Berríos, quien vive precisamente en Antofagasta en un campamento con inmigrantes, llamó a “no politizar el tema porque van a perder los migrantes y nosotros como nación. Hay que tener cuidado porque esto es un chocolate para los candidatos“. Además, criticó el excesivo centralismo del país: “Creemos que Chile termina en La Serena, el resto lo llamamos el norte. Iquique, Calama, Antofagasta es distinto, culturalmente estamos más cerca de Perú y Bolivia, con un flujo constante de inmigrantes y una economía extractiva con mucha desigualdad y despreocupación del estado central.
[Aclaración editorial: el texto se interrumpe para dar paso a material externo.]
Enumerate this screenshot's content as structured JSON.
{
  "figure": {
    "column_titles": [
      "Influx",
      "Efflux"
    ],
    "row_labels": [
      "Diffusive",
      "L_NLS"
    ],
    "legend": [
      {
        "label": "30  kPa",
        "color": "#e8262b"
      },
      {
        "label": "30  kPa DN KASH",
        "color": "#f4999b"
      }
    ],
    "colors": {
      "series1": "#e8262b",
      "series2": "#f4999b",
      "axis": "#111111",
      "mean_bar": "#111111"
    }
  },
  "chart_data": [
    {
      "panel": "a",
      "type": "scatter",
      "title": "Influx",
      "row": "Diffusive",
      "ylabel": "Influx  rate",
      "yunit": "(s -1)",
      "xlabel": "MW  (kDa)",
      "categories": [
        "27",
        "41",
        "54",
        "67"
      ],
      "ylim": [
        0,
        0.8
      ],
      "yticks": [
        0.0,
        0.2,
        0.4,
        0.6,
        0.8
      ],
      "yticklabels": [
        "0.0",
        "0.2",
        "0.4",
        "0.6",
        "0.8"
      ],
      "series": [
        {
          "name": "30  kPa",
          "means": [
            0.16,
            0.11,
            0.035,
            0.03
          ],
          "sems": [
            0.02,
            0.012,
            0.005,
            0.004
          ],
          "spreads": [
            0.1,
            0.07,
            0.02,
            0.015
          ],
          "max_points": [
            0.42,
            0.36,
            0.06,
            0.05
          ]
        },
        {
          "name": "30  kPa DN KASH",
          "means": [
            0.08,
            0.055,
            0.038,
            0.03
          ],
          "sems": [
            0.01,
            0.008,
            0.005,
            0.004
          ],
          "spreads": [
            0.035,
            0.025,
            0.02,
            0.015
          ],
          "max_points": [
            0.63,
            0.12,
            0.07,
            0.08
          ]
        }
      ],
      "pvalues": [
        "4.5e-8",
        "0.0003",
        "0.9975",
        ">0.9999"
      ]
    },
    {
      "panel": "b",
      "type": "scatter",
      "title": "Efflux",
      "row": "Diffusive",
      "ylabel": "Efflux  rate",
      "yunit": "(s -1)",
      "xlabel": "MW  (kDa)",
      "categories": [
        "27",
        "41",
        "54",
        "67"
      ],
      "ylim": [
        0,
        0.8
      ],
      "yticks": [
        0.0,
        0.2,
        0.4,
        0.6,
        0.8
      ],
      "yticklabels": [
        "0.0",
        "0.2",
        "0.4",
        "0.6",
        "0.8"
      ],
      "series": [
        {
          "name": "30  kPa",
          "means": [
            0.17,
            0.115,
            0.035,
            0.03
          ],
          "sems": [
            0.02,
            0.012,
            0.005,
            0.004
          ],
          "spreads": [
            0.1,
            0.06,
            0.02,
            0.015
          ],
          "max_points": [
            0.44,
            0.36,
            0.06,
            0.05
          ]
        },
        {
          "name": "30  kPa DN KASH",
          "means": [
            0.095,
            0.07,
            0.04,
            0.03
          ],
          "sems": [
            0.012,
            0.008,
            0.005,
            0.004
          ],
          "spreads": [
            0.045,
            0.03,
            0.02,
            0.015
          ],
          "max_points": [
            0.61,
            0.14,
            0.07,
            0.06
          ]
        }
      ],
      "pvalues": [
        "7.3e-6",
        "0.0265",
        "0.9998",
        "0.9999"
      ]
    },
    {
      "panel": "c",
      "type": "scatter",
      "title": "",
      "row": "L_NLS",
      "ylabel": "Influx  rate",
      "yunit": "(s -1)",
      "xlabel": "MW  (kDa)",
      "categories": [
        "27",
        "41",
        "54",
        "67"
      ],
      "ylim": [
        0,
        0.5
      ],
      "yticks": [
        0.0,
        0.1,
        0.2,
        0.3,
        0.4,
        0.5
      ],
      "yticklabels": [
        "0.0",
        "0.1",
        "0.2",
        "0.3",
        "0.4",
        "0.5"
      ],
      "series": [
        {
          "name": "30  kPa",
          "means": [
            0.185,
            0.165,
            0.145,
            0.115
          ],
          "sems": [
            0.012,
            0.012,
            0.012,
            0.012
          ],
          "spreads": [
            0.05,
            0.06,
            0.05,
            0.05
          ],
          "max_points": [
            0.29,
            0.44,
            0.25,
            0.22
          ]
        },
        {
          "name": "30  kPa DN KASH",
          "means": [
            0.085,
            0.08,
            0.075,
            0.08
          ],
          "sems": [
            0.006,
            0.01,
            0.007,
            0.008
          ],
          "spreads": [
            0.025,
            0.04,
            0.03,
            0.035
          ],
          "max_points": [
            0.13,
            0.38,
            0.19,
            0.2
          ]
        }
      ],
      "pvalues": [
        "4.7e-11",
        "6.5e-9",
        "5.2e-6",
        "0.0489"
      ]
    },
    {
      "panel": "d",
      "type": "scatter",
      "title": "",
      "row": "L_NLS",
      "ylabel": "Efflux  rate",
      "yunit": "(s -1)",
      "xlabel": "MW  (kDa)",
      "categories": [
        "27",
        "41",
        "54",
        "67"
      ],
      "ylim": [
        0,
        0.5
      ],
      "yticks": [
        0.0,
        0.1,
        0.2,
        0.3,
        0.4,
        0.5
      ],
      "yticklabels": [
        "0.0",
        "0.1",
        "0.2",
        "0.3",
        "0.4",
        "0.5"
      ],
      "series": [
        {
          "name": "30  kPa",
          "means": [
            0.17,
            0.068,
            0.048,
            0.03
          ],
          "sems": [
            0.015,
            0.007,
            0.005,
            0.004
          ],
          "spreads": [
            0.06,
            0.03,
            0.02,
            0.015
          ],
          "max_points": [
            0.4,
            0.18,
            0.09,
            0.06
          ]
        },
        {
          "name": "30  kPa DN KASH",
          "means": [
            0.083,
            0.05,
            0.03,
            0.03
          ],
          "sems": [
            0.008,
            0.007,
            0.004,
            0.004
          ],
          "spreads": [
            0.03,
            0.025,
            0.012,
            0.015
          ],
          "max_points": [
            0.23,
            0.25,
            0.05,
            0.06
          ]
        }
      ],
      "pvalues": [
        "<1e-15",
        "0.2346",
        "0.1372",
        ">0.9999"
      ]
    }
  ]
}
En ese contexto tenemos una migración que no ha sido hecha desde el Estado, que acoge a las personas, es una inmigración que hace el mercado, que se desentiende de vivienda, salud, educación y se pasa la pelota al estado que está sobrepasado en esta zona del país con esta migración”.

Después, pasó a relatar una experiencia que vivió respecto a la migración en Antofagasta: “El otro día veía a un niñito boliviano con la camiseta de Chile, decía que era Alexis Sánchez. Siempre me llaman para los partidos y me preguntan si pasa algo y no, no pasa nada en los partidos, hace dos años hubo algo pero no fue distinto a lo que pasa en un partido entre la Chile y el Colo Colo”, afirmó.

Ellos son personas que vienen acá ha quedarse en Chile, que quieren que sus hijos se queden, quieren morir acá. Sus hijos hablan como chilenos, es un inmigrante que quiere a Chile”, agregó. Sobre la temática de los campamentos de migrantes en el norte, dijo que no se trata de una falta de acceso a casa, sino de una exclusión social. “Por ejemplo, yo no tengo sueldo, pero tengo redes de contacto. Personas que vienen, ganan el salario básico, sin redes de contacto, que no tiene personas que le ayuden con un préstamo o le cuiden al niño. Por eso tienden a vivir juntos e irse a los campamentos”, explicó.

Por último, sobre la polémica de la muñeca inflable de Asexma, valoró las disculpas de Roberto Fantuzzi y llamó a cambiar el “machismo disimulado que todavía la tenemos las generaciones más viejas“.